Bild: "Hier konzentrieren sich ausgegrenzte Unterprivilegierte deutscher Herkun…
taz: Frau Borde, in Hellersdorf ist es einer NPD-nahen Bürgerinitiative
gelungen, Pogromstimmung gegen ein Asylbewerberheim zu erzeugen. Sie kennen
den Sozialraum Hellersdorf sehr gut. Was ist dort in den letzten Jahren
schiefgelaufen?
Theda Borde: Marzahn-Hellersdorf ist kein natürlich gewachsener Bezirk,
sondern, von den Siedlungsgebieten abgesehen, eine in den 1980er Jahren
gebaute Plattenbausiedlung mit wenig Raum für öffentliche Plätze und
Begegnungen. Nach der Wende sind junge und mobile Menschen abgewandert. In
den letzten Jahren sind solche zugezogen, die es sich nicht leisten können,
woanders zu wohnen. Wir haben hier spezifische soziale Probleme. Hier
konzentrieren sich ausgegrenzte Unterprivilegierte deutscher Herkunft. Es
ist der Bezirk mit den meisten Teenagermüttern. Viele Menschen fühlen sich
an den sozialen Rand gedrängt – und, ehrlich gesagt, sind sie es auch.
Das beschreibt die soziale Situation. Was aber hätte die Politik tun
können?
Nicht alle gesellschaftlichen Prozesse lassen sich politisch steuern. Der
Bezirk ist seit Jahren bemüht, den Sozialraum aufzuwerten, Wirtschaft
anzusiedeln und Arbeitsplätze zu schaffen, das erkenne ich an. Berlin hat
es aber versäumt, rechtzeitig in den Wohnungsbau zu investieren. Besser
wäre es, alle Flüchtlinge in Wohnungen unterbringen. Dann wären solche
Heime nicht nötig. Das sind ja separierte Trutzburgen, deren Bewohner den
ausgegrenzten und benachteiligten Nachbarn als Feindbild dienen. Solange
Flüchtlinge in Wohnungen wohnten, gab es das Problem nicht, sie waren
einfach Nachbarn.
Heute erfahren rechte Rattenfänger viel Zuspruch.
Wir dürfen nicht vergessen, dass wir uns im Wahlkampf befinden und die NPD
da massiv mobilisiert, weil sie sich mit Flüchtlingsabwehr Zuspruch
erhofft, und das wohl besonders in Hellersdorf.
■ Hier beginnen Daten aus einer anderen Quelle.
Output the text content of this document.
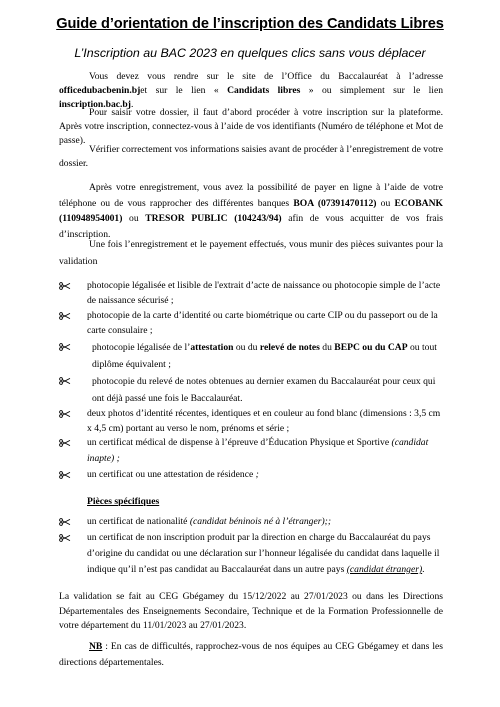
Guide d’orientation de l’inscription des Candidats Libres
L’Inscription au BAC 2023 en quelques clics sans vous déplacer
Vous devez vous rendre sur le site de l’Office du Baccalauréat à l’adresse officedubacbenin.bjet sur le lien « Candidats libres » ou simplement sur le lien inscription.bac.bj.
Pour saisir votre dossier, il faut d’abord procéder à votre inscription sur la plateforme. Après votre inscription, connectez-vous à l’aide de vos identifiants (Numéro de téléphone et Mot de passe).
Vérifier correctement vos informations saisies avant de procéder à l’enregistrement de votre dossier.
Après votre enregistrement, vous avez la possibilité de payer en ligne à l’aide de votre téléphone ou de vous rapprocher des différentes banques BOA (07391470112) ou ECOBANK (110948954001) ou TRESOR PUBLIC (104243/94) afin de vous acquitter de vos frais d’inscription.
Une fois l’enregistrement et le payement effectués, vous munir des pièces suivantes pour la validation
photocopie légalisée et lisible de l'extrait d’acte de naissance ou photocopie simple de l’acte de naissance sécurisé ;
photocopie de la carte d’identité ou carte biométrique ou carte CIP ou du passeport ou de la carte consulaire ;
photocopie légalisée de l’attestation ou du relevé de notes du BEPC ou du CAP ou tout diplôme équivalent ;
photocopie du relevé de notes obtenues au dernier examen du Baccalauréat pour ceux qui ont déjà passé une fois le Baccalauréat.
deux photos d’identité récentes, identiques et en couleur au fond blanc (dimensions : 3,5 cm x 4,5 cm) portant au verso le nom, prénoms et série ;
un certificat médical de dispense à l’épreuve d’Éducation Physique et Sportive (candidat inapte) ;
un certificat ou une attestation de résidence ;
Pièces spécifiques
un certificat de nationalité (candidat béninois né à l’étranger);;
un certificat de non inscription produit par la direction en charge du Baccalauréat du pays d’origine du candidat ou une déclaration sur l’honneur légalisée du candidat dans laquelle il indique qu’il n’est pas candidat au Baccalauréat dans un autre pays (candidat étranger).
La validation se fait au CEG Gbégamey du 15/12/2022 au 27/01/2023 ou dans les Directions Départementales des Enseignements Secondaire, Technique et de la Formation Professionnelle de votre département du 11/01/2023 au 27/01/2023.
NB : En cas de difficultés, rapprochez-vous de nos équipes au CEG Gbégamey et dans les directions départementales.
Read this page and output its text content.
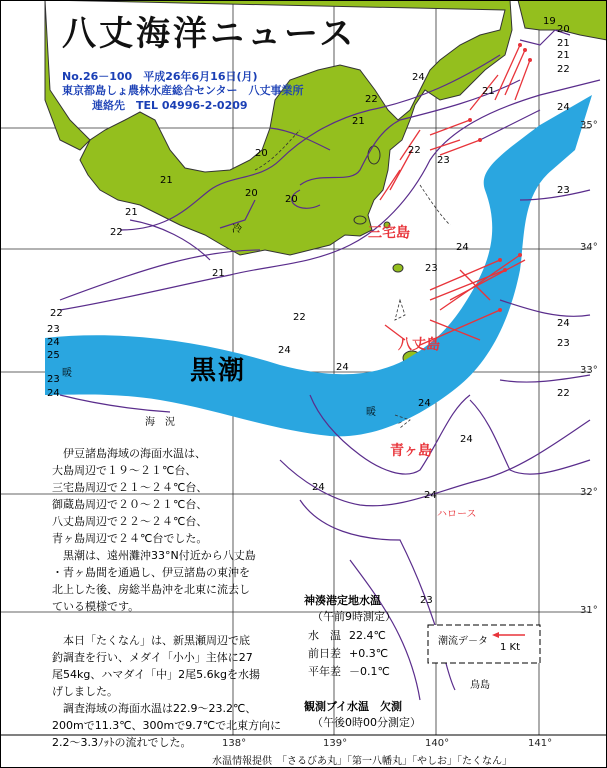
八丈海洋ニュース
No.26－100　平成26年6月16日(月)
東京都島しょ農林水産総合センター　八丈事業所
連絡先　TEL 04996-2-0209
黒潮
三宅島
八丈島
青ヶ島
ハロース
鳥島
暖
暖
冷
海　況
19
20
21
21
22
24
22
21
24
21
20
21
20
20
21
22
22
23
23
21
24
23
22	22
24
23
24	23
25	24
24
23
24	22
24
24
24
24
23
35°
34°
33°
32°
31°
138°	139°	140°	141°
　伊豆諸島海域の海面水温は、
大島周辺で１９～２１℃台、
三宅島周辺で２１～２４℃台、
御蔵島周辺で２０～２１℃台、
八丈島周辺で２２～２４℃台、
青ヶ島周辺で２４℃台でした。
　黒潮は、遠州灘沖33°N付近から八丈島
・青ヶ島間を通過し、伊豆諸島の東沖を
北上した後、房総半島沖を北東に流去し
ている模様です。

　本日「たくなん」は、新黒瀬周辺で底
釣調査を行い、メダイ「小小」主体に27
尾54kg、ハマダイ「中」2尾5.6kgを水揚
げしました。
　調査海域の海面水温は22.9～23.2℃、
200mで11.3℃、300mで9.7℃で北東方向に
2.2～3.3ﾉｯﾄの流れでした。
神湊港定地水温
（午前9時測定）
水　温	22.4℃
前日差	+0.3℃
平年差	－0.1℃
観測ブイ水温　欠測
（午後0時00分測定）
潮流デ－タ
1 Kt
水温情報提供　「さるびあ丸」「第一八幡丸」「やしお」「たくなん」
Ist die Pogromstimmung also nach dem 22. September vom Tisch?
Das hängt vom Wahlergebnis ab.
Hat der Bezirk versagt?
Nein. Allerdings gibt es Defizite bei der interkulturellen Öffnung des
Bezirks. 12 Prozent der Bewohner haben einen Migrationshintergrund. Die
beiden großen Gruppen – Russlanddeutsche und Vietnamesen – leben recht
separiert mit wenigen Kontakten zu Einheimischen. Bei der Verwaltung sitzt
das Denken von „Wir und die anderen“ fest. Das erlebe ich bei Fachtagungen
zur Gesundheit von Migranten im Bezirk. „Wir geben denen mal dieses und
jenes. Und dann ist aber auch gut.“ Das ist keine wirkliche Partizipation.
Ängste vor den vermeintlich Fremden kann man den Menschen aber nur durch
echtes Zusammenleben und Kennenlernen nehmen. Das fehlt in
Marzahn-Hellersdorf.
Viele Nachbarn klagen, die Behörden hätten sie nicht rechtzeitig über das
Heim informiert. Der Flüchtlingsrat hingegen hält solche Vorabinformationen
der Anwohner für unnötig und verweist auf Beispiele aus Mitte, wo die
Nachbarn gar nicht informiert wurden und Proteste ausblieben. Was denken
Sie: Ist eine vorzeitige Anwohnerinformation nötig oder kontraproduktiv?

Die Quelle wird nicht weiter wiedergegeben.